Johnson & Johnson applies for the approval of a Corona vaccine in the EU - what is known about the vaccine?

Hannover. The American pharmaceutical company Johnson & Johnson has applied for approval from the European Medicines Agency (EMA) for the placing of its Corona vaccine. The EMA announced on Tuesday. "The Human Medicine Committee (CHMP) of the EMA will evaluate the vaccine known as Janssen Covid-19-vaccine according to an accelerated schedule."

The committee could make a statement by mid-March 2021, provided that the company's data on the effectiveness, safety and quality of the vaccine are sufficiently comprehensive and robust, according to an explanation. Such a short time for the evaluation is only possible because the EMA has already checked some data during an ongoing review. In this Phase, EMA already evaluated quality data and data from laboratory studies how well the vaccine triggers the production of antibodies and immune cells.

If the Johnson & Johnson vaccine is approved, this would be the fourth Corona vaccine in the EU. Vaccines of Biontech / Pfizer, Moderna and Astrazeneca have already been approved. A little more than a week ago, Johnson & Johnson also applied for an emergency permit in the USA.

EU Commission ordered 200 million cans

EU Commission President Ursula von der Leyen welcomed the step of the manufacturer. The EU Commission will give approval as soon as the EMA has given a positive scientific assessment, said von der Leyen. The EU Commission has ordered vaccination boxes for 200 million people from Johnson & Johnson. The special feature: a dose is probably sufficient for immunization. All other vaccines currently used must be injected twice.
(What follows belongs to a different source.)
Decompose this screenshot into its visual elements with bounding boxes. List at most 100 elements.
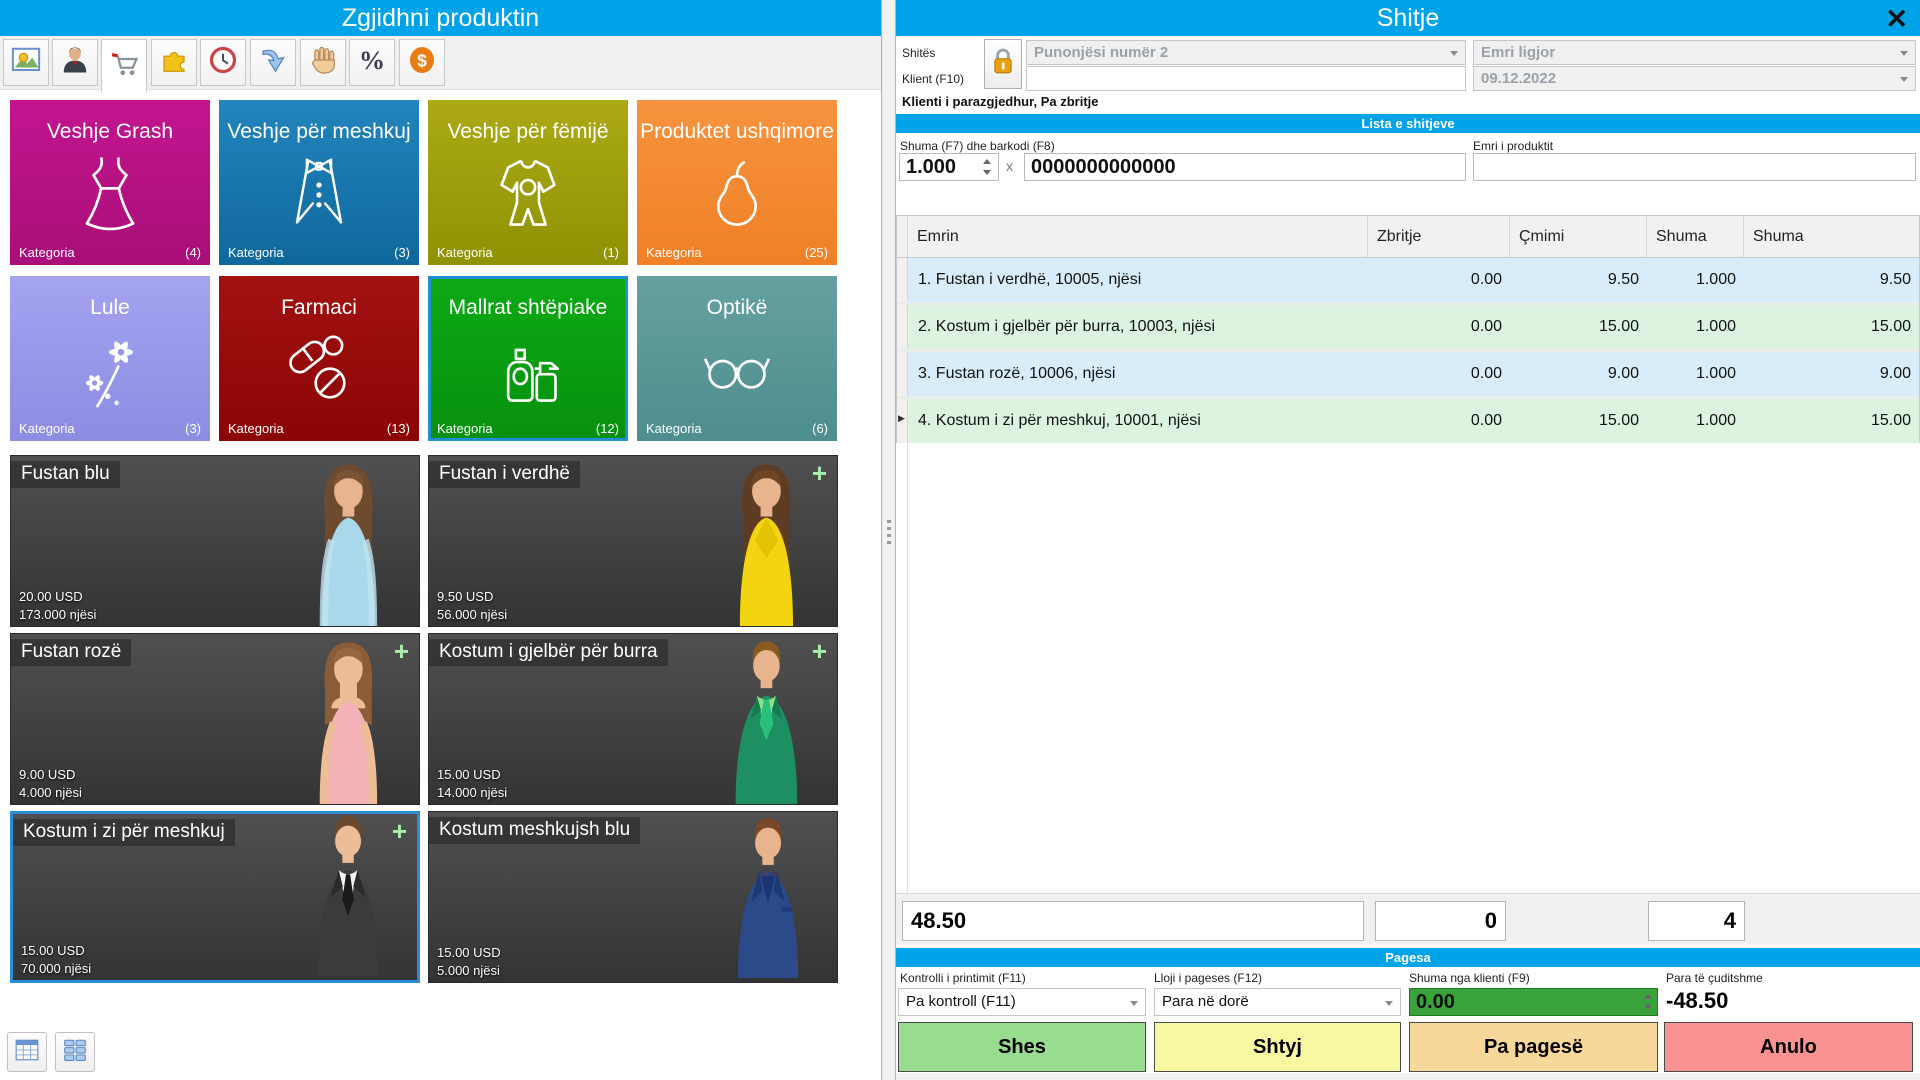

The Johnson & Johnson vaccine is a vector vaccine. It is based on a harmless human cold virus (adenovirus 26), which contains the genetic information for the spike protein of the coronavirus. When the rhinitis virus binds to human cells, the genetic information is released and SARS-COV-2 antigens are produced that are presented to the immune system. In this way, the desired immune response can be triggered.

Intermediate results of the phase III study: Vaccinema shows 66 percent protection against COVID-19

At the beginning of February, Johnson & Johnson announced an interim result of his phase III study with around 44,000 subjects, according to which the vaccine offers 66 percent protection against moderate or severe covid 19 diseases four weeks after administer. The effectiveness against serious diseases was given as 85 percent. The percentages mean that there were fewer cases in the vaccinated test group than in the placebo test group.

In contrast to the vaccines of Biontech / Pfizer and Moderna, the vector vaccine can be transported and stored at refrigerator temperature. In the case of competitive products that are already used in the EU and are injected twice every few weeks, the effectiveness according to study results is significantly higher.